Nida is one of the countless mothers having to watch her children grow up in the slums of Pakistan, amid rubbish. The staff at Pak Mission, one of Tearfund’s partners are hoping to employ Nida in their project to manage the waste in the slums – giving her a way to provide for her family.
Pakistan generates a massive 20 million tonnes of rubbish every year, up to half of which is uncollected. Due to this desperate lack of waste collection, rubbish builds up on the streets. Often it blocks up waterways, getting washed into the ocean. Children play among it, suffering cuts and burns. People set fire to the rubbish in an effort to clear the streets, but this results in fumes that pollute the air and are harmful to breathe.
Pak Mission is setting up recycling centres called Haryali Hubs. The word ‘haryali’ means ‘green’ in the local language. This is being funded by Tearfund’s Lent Appeal and the gifts of supporters will be doubled by the UK government.
Our donations not only mean a new start for Nida and her children but will also enable people like Mumtaz, who works as a waste collector for the project to transform their community. www.tearfund.org/enough
Access to electricity makes an enormous difference for people in poverty. It means children have light to study in the evening, parents can work to provide for their families, and hospitals can store vaccines in fridges. But one billion people worldwide still lack access to electricity. Tearfund is working to see this situation transformed through the ‘Lighting up the Darkness’ campaign.
In Nepal Dhanmaya* is determined to do well at school. She wants to be a social worker and help vulnerable children. In the past, she struggled to complete her homework, as she had to stop studying when it got dark at 6pm. But today, thanks to a micro-hydro electricity project set up by Tearfund’s partner, her house is well lit. ‘We can turn on the light whenever we want to study,’ says Dhanmaya, whose grades have gone up considerably!
In rural Tanzania brothers Amos* (10) and John* (7) love school – it’s their chance to progress and build a good life free from poverty. But, until recently, they had no electricity, and it was just too dark to practice their reading and writing after school.
Through the self-help group started by Tearfund’s local partner, Amos and John’s parents were given a loan to buy a solar panel for the house. This has made a huge difference to the family, especially the boys!
‘Before we had solar, we couldn’t study in the house in the evenings because the light was gone. Now we have light, life is getting better,’ says Amos. ‘I want to be a doctor. Having solar light will help me to fulfil my dreams.’
Amos and John’s parents are benefiting too. Their mum, Rachel, can now sew in the evenings, making clothes to sell in their village. This has almost doubled the family’s income.
?With more than 1 billion people worldwide lacking access to electricity, Tearfund are calling on the World Bank to invest more in off-grid renewable energy sources like solar and micro-hydro to benefit the world’s poorest people.
Not only will this enable more children like Dhanmaya, Amos and John to study, and parents like Rachel to provide for their families; it will help farmers produce bigger harvests, make streets and communities safer at night, and increase the productivity of small businesses.
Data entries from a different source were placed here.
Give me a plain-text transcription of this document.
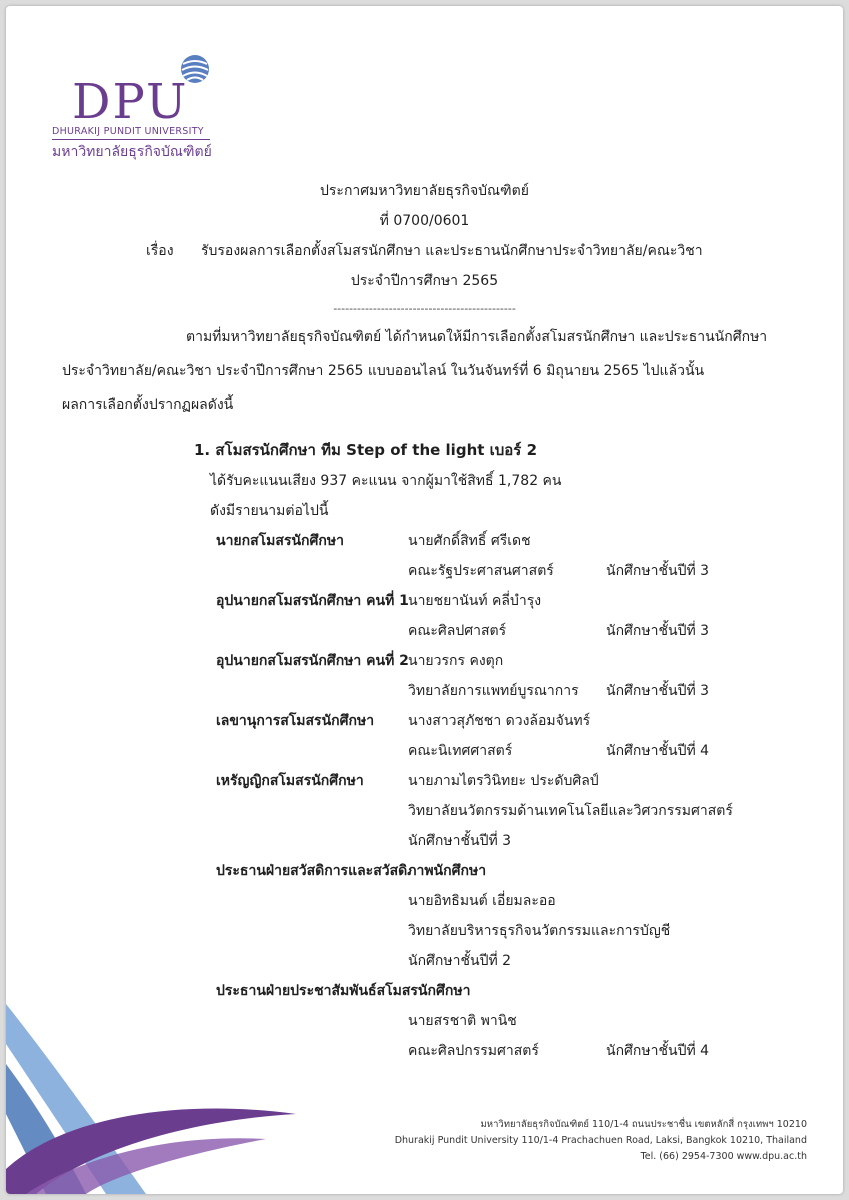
DPU
DHURAKIJ PUNDIT UNIVERSITY
มหาวิทยาลัยธุรกิจบัณฑิตย์
ประกาศมหาวิทยาลัยธุรกิจบัณฑิตย์
ที่ 0700/0601
เรื่อง รับรองผลการเลือกตั้งสโมสรนักศึกษา และประธานนักศึกษาประจำวิทยาลัย/คณะวิชา
ประจำปีการศึกษา 2565
----------------------------------------------
ตามที่มหาวิทยาลัยธุรกิจบัณฑิตย์ ได้กำหนดให้มีการเลือกตั้งสโมสรนักศึกษา และประธานนักศึกษา
ประจำวิทยาลัย/คณะวิชา ประจำปีการศึกษา 2565 แบบออนไลน์ ในวันจันทร์ที่ 6 มิถุนายน 2565 ไปแล้วนั้น
ผลการเลือกตั้งปรากฏผลดังนี้
1. สโมสรนักศึกษา ทีม Step of the light เบอร์ 2
ได้รับคะแนนเสียง 937 คะแนน จากผู้มาใช้สิทธิ์ 1,782 คน
ดังมีรายนามต่อไปนี้
นายกสโมสรนักศึกษา	นายศักดิ์สิทธิ์ ศรีเดช
คณะรัฐประศาสนศาสตร์	นักศึกษาชั้นปีที่ 3
อุปนายกสโมสรนักศึกษา คนที่ 1 นายชยานันท์ คลี่บำรุง
คณะศิลปศาสตร์	นักศึกษาชั้นปีที่ 3
อุปนายกสโมสรนักศึกษา คนที่ 2 นายวรกร คงตุก
วิทยาลัยการแพทย์บูรณาการ นักศึกษาชั้นปีที่ 3
เลขานุการสโมสรนักศึกษา นางสาวสุภัชชา ดวงล้อมจันทร์
คณะนิเทศศาสตร์	นักศึกษาชั้นปีที่ 4
เหรัญญิกสโมสรนักศึกษา	นายภามไตรวินิทยะ ประดับศิลป์
วิทยาลัยนวัตกรรมด้านเทคโนโลยีและวิศวกรรมศาสตร์
นักศึกษาชั้นปีที่ 3
ประธานฝ่ายสวัสดิการและสวัสดิภาพนักศึกษา
นายอิทธิมนต์ เอี่ยมละออ
วิทยาลัยบริหารธุรกิจนวัตกรรมและการบัญชี
นักศึกษาชั้นปีที่ 2
ประธานฝ่ายประชาสัมพันธ์สโมสรนักศึกษา
นายสรชาติ พานิช
คณะศิลปกรรมศาสตร์	นักศึกษาชั้นปีที่ 4
มหาวิทยาลัยธุรกิจบัณฑิตย์ 110/1-4 ถนนประชาชื่น เขตหลักสี่ กรุงเทพฯ 10210
Dhurakij Pundit University 110/1-4 Prachachuen Road, Laksi, Bangkok 10210, Thailand
Tel. (66) 2954-7300 www.dpu.ac.th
Dear God, You are the God of light, the God of love, the God of all goodness. Today we think of those people around the world who have no light; people who are suffering under the darkness of injustice, oppression and poverty. Help us Lord, as your church, to spread your light around the world. In Jesus’ name. Amen.
If you take away people’s purpose they often feel lost. Many men in Jordanian refugee camps are feeling weakened as they are unable to work. Pray for the work of Tearfund’s partners as they aim to bring hope among the men using physical exercise and life skill programmes, addressing chronic illness and sexual and gender-based violence.
The projects that Tearfund’s partners initiates are wide and various; working to change the lives of the poorest and most marginalised in our world, but all have God’s love at their core.